IF OBJECT_ID(‘dbo.VSgn’) IS NOT NULL
DROP VIEW dbo.VSgn;
GO
CREATE VIEW dbo.VSgn
AS
SELECT Cur.mnth, Cur.qty, SIGN(Cur.qty – Prv.qty) AS sgn
FROM dbo.VsalesRN AS Cur
LEFT OUTER JOIN dbo.VSalesRN AS Prv
ON Cur.rn = Prv.rn + 1;
GO
通过修改VGrp视图,你可以进一步优化该方案, 使用下面的方法计算分组因子。
IF OBJECT_ID(‘dbo.VGrp’) IS NOT NULL
DROP VIEW dbo.VGrp;
GO
CREATE VIEW dbo.VGrp
AS
SELECT mnth, sgn,
DATEADD(month,
-ROW_NUMBER() OVER(PARTITION BY sgn ORDER BY mnth),
mnth) AS grp
FROM dbo.VSgn;
GO YYY
计算分组因子的逻辑有点复杂。

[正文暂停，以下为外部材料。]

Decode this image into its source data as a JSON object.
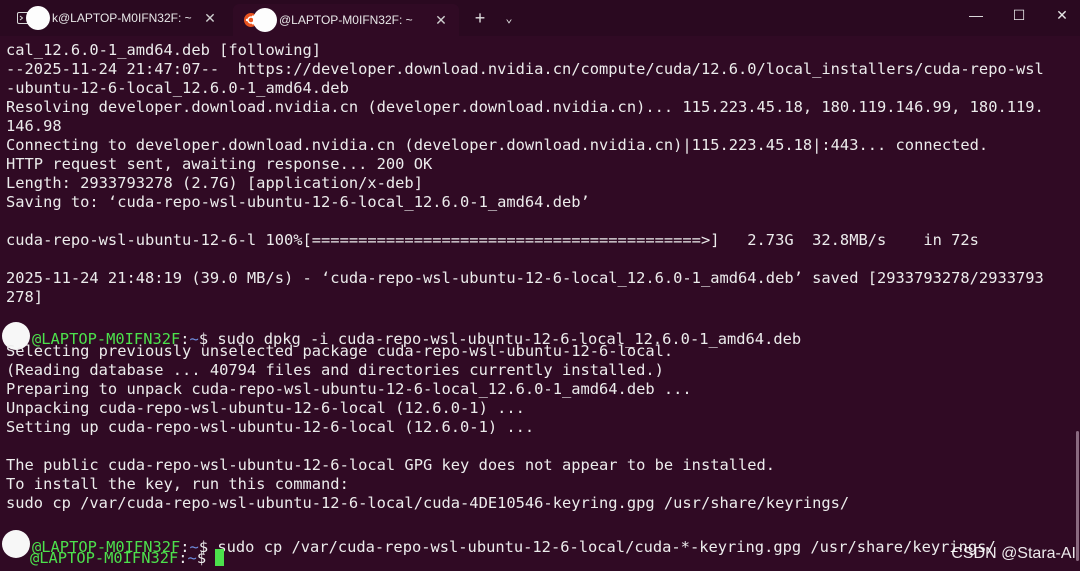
{
  "tabs": [
    {
      "title": "k@LAPTOP-M0IFN32F: ~",
      "icon": "terminal-icon",
      "close": "✕"
    },
    {
      "title": "@LAPTOP-M0IFN32F: ~",
      "icon": "ubuntu-icon",
      "close": "✕"
    }
  ],
  "new_tab": "+",
  "dropdown": "⌄",
  "window_controls": {
    "minimize": "—",
    "maximize": "☐",
    "close": "✕"
  },
  "terminal": {
    "lines": [
      "cal_12.6.0-1_amd64.deb [following]",
      "--2025-11-24 21:47:07--  https://developer.download.nvidia.cn/compute/cuda/12.6.0/local_installers/cuda-repo-wsl",
      "-ubuntu-12-6-local_12.6.0-1_amd64.deb",
      "Resolving developer.download.nvidia.cn (developer.download.nvidia.cn)... 115.223.45.18, 180.119.146.99, 180.119.",
      "146.98",
      "Connecting to developer.download.nvidia.cn (developer.download.nvidia.cn)|115.223.45.18|:443... connected.",
      "HTTP request sent, awaiting response... 200 OK",
      "Length: 2933793278 (2.7G) [application/x-deb]",
      "Saving to: ‘cuda-repo-wsl-ubuntu-12-6-local_12.6.0-1_amd64.deb’",
      "",
      "cuda-repo-wsl-ubuntu-12-6-l 100%[==========================================>]   2.73G  32.8MB/s    in 72s",
      "",
      "2025-11-24 21:48:19 (39.0 MB/s) - ‘cuda-repo-wsl-ubuntu-12-6-local_12.6.0-1_amd64.deb’ saved [2933793278/2933793",
      "278]",
      "",
      "",
      "Selecting previously unselected package cuda-repo-wsl-ubuntu-12-6-local.",
      "(Reading database ... 40794 files and directories currently installed.)",
      "Preparing to unpack cuda-repo-wsl-ubuntu-12-6-local_12.6.0-1_amd64.deb ...",
      "Unpacking cuda-repo-wsl-ubuntu-12-6-local (12.6.0-1) ...",
      "Setting up cuda-repo-wsl-ubuntu-12-6-local (12.6.0-1) ...",
      "",
      "The public cuda-repo-wsl-ubuntu-12-6-local GPG key does not appear to be installed.",
      "To install the key, run this command:",
      "sudo cp /var/cuda-repo-wsl-ubuntu-12-6-local/cuda-4DE10546-keyring.gpg /usr/share/keyrings/"
    ],
    "prompt": {
      "host": "@LAPTOP-M0IFN32F",
      "sep": ":",
      "path": "~",
      "dollar": "$"
    },
    "commands": [
      " sudo dpkg -i cuda-repo-wsl-ubuntu-12-6-local_12.6.0-1_amd64.deb",
      " sudo cp /var/cuda-repo-wsl-ubuntu-12-6-local/cuda-*-keyring.gpg /usr/share/keyrings/",
      " "
    ]
  },
  "watermark": "CSDN @Stara-AI",
  "colors": {
    "background": "#300a24",
    "host": "#4ce14c",
    "path": "#6f8fe0",
    "text": "#ececec"
  }
}
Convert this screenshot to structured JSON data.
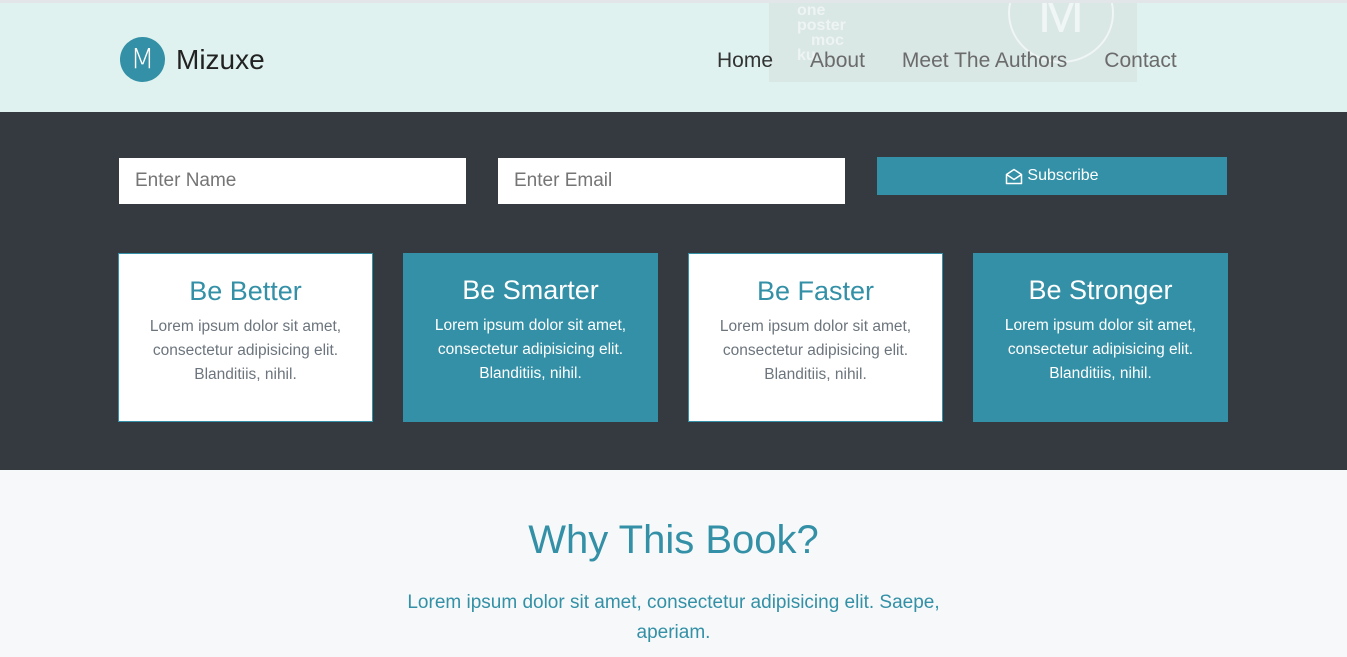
{
  "nav": {
    "logo_letter": "M",
    "brand": "Mizuxe",
    "links": [
      "Home",
      "About",
      "Meet The Authors",
      "Contact"
    ],
    "ghost_text": [
      "one",
      "poster",
      "moc",
      "ku"
    ],
    "ghost_letter": "M"
  },
  "subscribe": {
    "name_placeholder": "Enter Name",
    "email_placeholder": "Enter Email",
    "button_label": "Subscribe"
  },
  "cards": [
    {
      "title": "Be Better",
      "text": "Lorem ipsum dolor sit amet, consectetur adipisicing elit. Blanditiis, nihil."
    },
    {
      "title": "Be Smarter",
      "text": "Lorem ipsum dolor sit amet, consectetur adipisicing elit. Blanditiis, nihil."
    },
    {
      "title": "Be Faster",
      "text": "Lorem ipsum dolor sit amet, consectetur adipisicing elit. Blanditiis, nihil."
    },
    {
      "title": "Be Stronger",
      "text": "Lorem ipsum dolor sit amet, consectetur adipisicing elit. Blanditiis, nihil."
    }
  ],
  "why": {
    "title": "Why This Book?",
    "text": "Lorem ipsum dolor sit amet, consectetur adipisicing elit. Saepe, aperiam."
  },
  "colors": {
    "accent": "#3390a6",
    "dark": "#343a40",
    "navbar_bg": "#dff2ef"
  },
  "icons": {
    "subscribe": "envelope-open-icon"
  }
}
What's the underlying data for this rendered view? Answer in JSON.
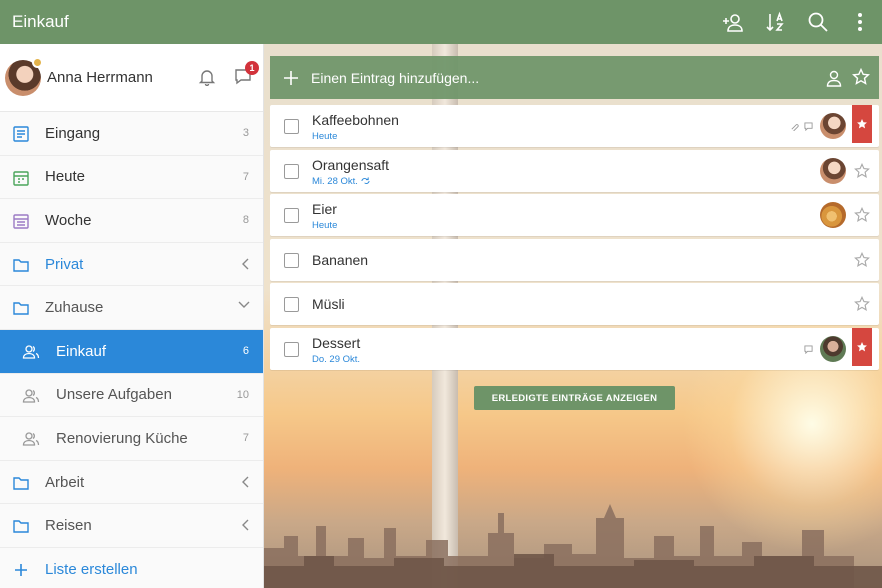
{
  "topbar": {
    "title": "Einkauf",
    "icons": [
      "share-person-icon",
      "sort-az-icon",
      "search-icon",
      "more-vertical-icon"
    ]
  },
  "profile": {
    "name": "Anna Herrmann",
    "notification_badge": "1"
  },
  "sidebar": {
    "items": [
      {
        "label": "Eingang",
        "count": "3",
        "icon": "inbox-icon"
      },
      {
        "label": "Heute",
        "count": "7",
        "icon": "calendar-today-icon"
      },
      {
        "label": "Woche",
        "count": "8",
        "icon": "calendar-week-icon"
      },
      {
        "label": "Privat",
        "icon": "folder-icon"
      },
      {
        "label": "Zuhause",
        "icon": "folder-icon"
      },
      {
        "label": "Einkauf",
        "count": "6",
        "icon": "shared-list-icon"
      },
      {
        "label": "Unsere Aufgaben",
        "count": "10",
        "icon": "shared-list-icon"
      },
      {
        "label": "Renovierung Küche",
        "count": "7",
        "icon": "shared-list-icon"
      },
      {
        "label": "Arbeit",
        "icon": "folder-icon"
      },
      {
        "label": "Reisen",
        "icon": "folder-icon"
      }
    ],
    "create_list_label": "Liste erstellen"
  },
  "addbar": {
    "placeholder": "Einen Eintrag hinzufügen..."
  },
  "tasks": [
    {
      "title": "Kaffeebohnen",
      "due": "Heute",
      "starred": true
    },
    {
      "title": "Orangensaft",
      "due": "Mi. 28 Okt.",
      "starred": false
    },
    {
      "title": "Eier",
      "due": "Heute",
      "starred": false
    },
    {
      "title": "Bananen",
      "due": "",
      "starred": false
    },
    {
      "title": "Müsli",
      "due": "",
      "starred": false
    },
    {
      "title": "Dessert",
      "due": "Do. 29 Okt.",
      "starred": true
    }
  ],
  "show_completed_label": "ERLEDIGTE EINTRÄGE ANZEIGEN",
  "colors": {
    "accent_green": "#6e9468",
    "accent_blue": "#2b88d9",
    "star_red": "#d5473f"
  }
}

根据sgn(趋势)分区并按mnth的顺序计算出行号(rn)。它的意思是,对于每一种趋势,你可以有多个连续的组,它们之间会有间断。试着思考一下在某个趋势中随着rn的递增,mnth值如何变化。只要它们还位于同一个连续组中,它们都会以1为单位递增。一旦出现间断,mnth的递增量会大于1,而rn的递增量还是1。你可以得出这样的结论,如果你从mnth减去rn个月份,每个连续组的结果将成为恒量且唯一。就像我提到的,这个逻辑有点复杂,不太好掌握。要更好地理解它,我建议你把VGrp的查询单独拿出来研究。例如,返回行号本身(不再让它参与计算),等等。
最后,创建视图Vtrends以按sgn和grp对数据分组,返回具有相同趋势的连续月份范围。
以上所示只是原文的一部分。